Evan could see the helicopter now, blazing through the airway over 6th Street.
He gritted his teeth. “It’s not the best time.”
Trevon said, “I saw … um, um, I saw the countdown clock had moved, okay? It jumped ahead seventy-two hours and I didn’t know why, but then I got another e-mail from Kiara and it said she was coming home three days earlier ’cuz she ran outta money and now that’s only three days till she’s here and Big Face can get her.”
Within seconds Evan would be spotted by the helicopter pilot. Below him on the balcony, he could hear the museum patrons milling about, confused by the mayhem outside.
He could not afford three fewer days.
He could not afford to be carrying out missions of this magnitude simultaneously on both coasts.
He could not afford to be talking to Trevon right now.
Rising up onto one knee next to the mortar, he pinched the phone between cheek and shoulder and looked back to check the subtle wind indicator one last time. The trash bag showed a moderate wind factor.
On the other end of the phone, Trevon was crying.
“I promised you I would handle it,” Evan said. “And I will. But I have to go now.”
A movement all the way across Pennsylvania Avenue caught his eye.
A man sprinting to the edge of the rooftop of the Federal Trade Commission Building, an FN P90 pinned under one elbow.
Orphan A.
Even through his alarm, Evan felt a stab of admiration. How many hypotheticals had A considered to track Evan to this location at this moment?
Evan let the phone slip from his shoulder, thumbing open a cargo pocket to catch it as it fell.
Orphan A neared the edge of the rooftop across from Evan.
The helicopter was louder now, the sound of its approach thundering off the walls of the surrounding buildings.
Candy’s voice crackled over the earpiece, cutting through Evan’s thoughts. “Shot out!”
Orphan A drew to a halt at the brink of the roof.
Evan gave him a little nod in greeting and then fired the mortar.
It left the tube with a pop.
The shell floated up over the building, past the windscreen of the helicopter, and plummeted from view. Evan saw the pilot’s eyes rise to meet his.
He swung back in the other direction in time to see Orphan A hoist his submachine gun to aim at him.

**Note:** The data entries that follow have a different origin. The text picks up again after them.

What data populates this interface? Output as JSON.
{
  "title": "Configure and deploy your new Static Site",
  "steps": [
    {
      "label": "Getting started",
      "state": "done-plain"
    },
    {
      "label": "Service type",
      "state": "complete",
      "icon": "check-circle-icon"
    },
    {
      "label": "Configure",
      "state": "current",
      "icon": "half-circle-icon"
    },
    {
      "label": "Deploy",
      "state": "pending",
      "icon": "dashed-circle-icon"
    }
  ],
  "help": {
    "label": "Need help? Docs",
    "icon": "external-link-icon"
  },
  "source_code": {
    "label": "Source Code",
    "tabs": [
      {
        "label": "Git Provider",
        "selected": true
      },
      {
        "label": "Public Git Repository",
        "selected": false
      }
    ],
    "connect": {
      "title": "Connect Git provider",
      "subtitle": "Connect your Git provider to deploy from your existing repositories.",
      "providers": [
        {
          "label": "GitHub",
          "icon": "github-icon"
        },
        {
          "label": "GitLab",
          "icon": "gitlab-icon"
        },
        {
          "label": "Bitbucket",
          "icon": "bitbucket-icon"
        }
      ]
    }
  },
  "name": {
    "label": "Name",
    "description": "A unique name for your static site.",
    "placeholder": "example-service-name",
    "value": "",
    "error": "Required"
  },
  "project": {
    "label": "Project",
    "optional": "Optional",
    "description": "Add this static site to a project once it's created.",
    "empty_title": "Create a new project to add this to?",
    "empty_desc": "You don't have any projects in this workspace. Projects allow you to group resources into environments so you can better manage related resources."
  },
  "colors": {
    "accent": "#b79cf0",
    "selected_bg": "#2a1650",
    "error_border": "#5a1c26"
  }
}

Rolling onto the metal overhang, Evan gripped the edge with one hand and snatched the backpack with the other. He swung down onto the balcony among the patrons and vanished into the museum’s sixth floor.
The squash-head round sailed down at the speeding limousine, striking directly above the back right seat of the rear compartment.

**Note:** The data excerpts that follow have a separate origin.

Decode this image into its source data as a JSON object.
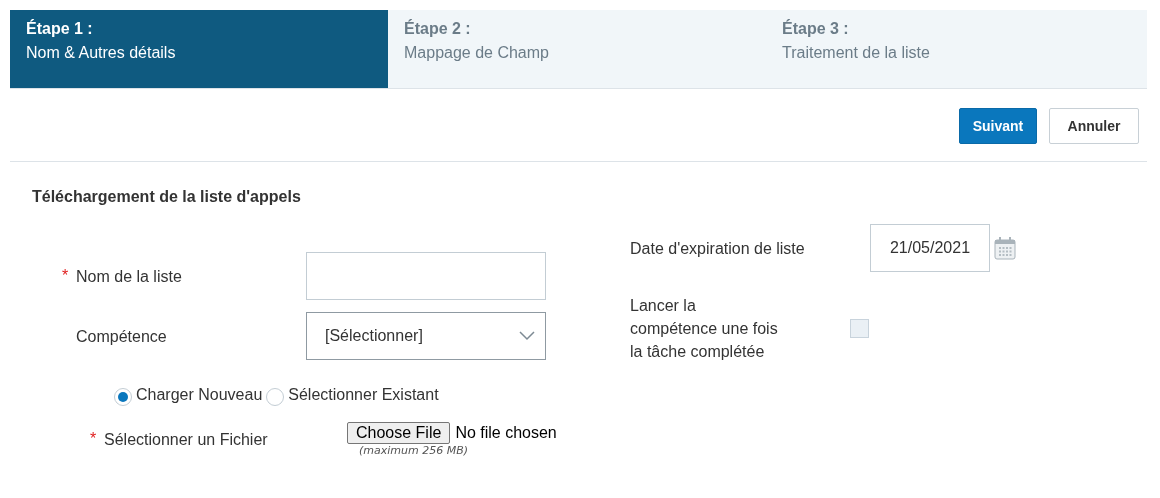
{
  "steps": [
    {
      "number": "Étape 1 :",
      "name": "Nom & Autres détails",
      "selected": true
    },
    {
      "number": "Étape 2 :",
      "name": "Mappage de Champ",
      "selected": false
    },
    {
      "number": "Étape 3 :",
      "name": "Traitement de la liste",
      "selected": false
    }
  ],
  "buttons": [
    {
      "label": "Suivant",
      "kind": "primary"
    },
    {
      "label": "Annuler",
      "kind": "secondary"
    }
  ],
  "section_title": "Téléchargement de la liste d'appels",
  "list_name": {
    "label": "Nom de la liste",
    "required_mark": "*"
  },
  "competence": {
    "label": "Compétence",
    "value": "[Sélectionner]"
  },
  "source_options": [
    {
      "label": "Charger Nouveau",
      "selected": true
    },
    {
      "label": "Sélectionner Existant",
      "selected": false
    }
  ],
  "file": {
    "label": "Sélectionner un Fichier",
    "required_mark": "*",
    "button": "Choose File",
    "status": "No file chosen",
    "hint": "(maximum 256 MB)"
  },
  "expiration": {
    "label": "Date d'expiration de liste",
    "value": "21/05/2021"
  },
  "launch": {
    "label": "Lancer la compétence une fois la tâche complétée",
    "checked": false
  }
}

Cadillac One’s passengers had a split second to register the thud of the charge sticking onto the roof.
Wong screamed.
The body man covered his head, his cry muffled through his arms.
Naomi jerked her eyes and the muzzle of her pistol upward.

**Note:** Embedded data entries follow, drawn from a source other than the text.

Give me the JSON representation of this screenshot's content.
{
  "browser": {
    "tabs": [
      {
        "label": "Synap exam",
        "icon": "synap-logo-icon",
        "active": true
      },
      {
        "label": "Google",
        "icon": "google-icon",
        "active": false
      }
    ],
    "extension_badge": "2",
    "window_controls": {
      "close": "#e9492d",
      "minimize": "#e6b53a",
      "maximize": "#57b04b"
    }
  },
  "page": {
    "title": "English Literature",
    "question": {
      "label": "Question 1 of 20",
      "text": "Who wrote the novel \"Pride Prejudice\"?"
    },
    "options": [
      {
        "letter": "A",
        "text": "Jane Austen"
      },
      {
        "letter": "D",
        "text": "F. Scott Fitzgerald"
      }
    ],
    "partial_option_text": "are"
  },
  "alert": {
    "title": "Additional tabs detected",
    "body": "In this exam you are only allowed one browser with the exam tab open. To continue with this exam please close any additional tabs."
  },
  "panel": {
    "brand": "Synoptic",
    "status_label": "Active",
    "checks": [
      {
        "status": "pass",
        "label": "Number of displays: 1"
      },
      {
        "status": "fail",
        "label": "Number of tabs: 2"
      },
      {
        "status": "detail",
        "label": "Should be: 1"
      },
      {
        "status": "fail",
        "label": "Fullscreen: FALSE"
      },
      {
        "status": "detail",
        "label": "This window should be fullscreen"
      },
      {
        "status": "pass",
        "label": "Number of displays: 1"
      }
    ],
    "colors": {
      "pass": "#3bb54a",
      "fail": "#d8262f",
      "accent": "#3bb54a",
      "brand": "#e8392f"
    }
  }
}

Bennett’s head rotated, too, dread pulling down on his face, gathering his skin at the jowls.
The charge detonated.
51
Breaking News
Candy blazed through the crowd, running at a full sprint. A block and a half and then she could lose herself underground.
Wade had recovered from the kick to the jaw, hustling in pursuit, but she wasn’t worried about him. He was linebacker-huge without the speed.
The agents and motorcade cops were more worrisome. They’d already started to communicate through the confusion of the crowd, radios squawking as they coordinated how to close in.
She tucked in high on the sidewalk next to the buildings so she wouldn’t have to cover her right flank. As a motorcade cop wheeled out of a parking lot in front of her, she darted into a throng of tourists milling like fish trapped in a tank.
She stumbled out of the press of bodies onto the opposite curb and hurdled a low hedge, her shoulder brushing a rectangular post announcing the Judiciary Square Metro Station.
Hemming in the square were multiple courthouses and the U.S. Attorney’s Office. One block south loomed the Metropolitan Police Headquarters. She was running against expectations, sprinting into the heart of D.C., into the heart of authority itself.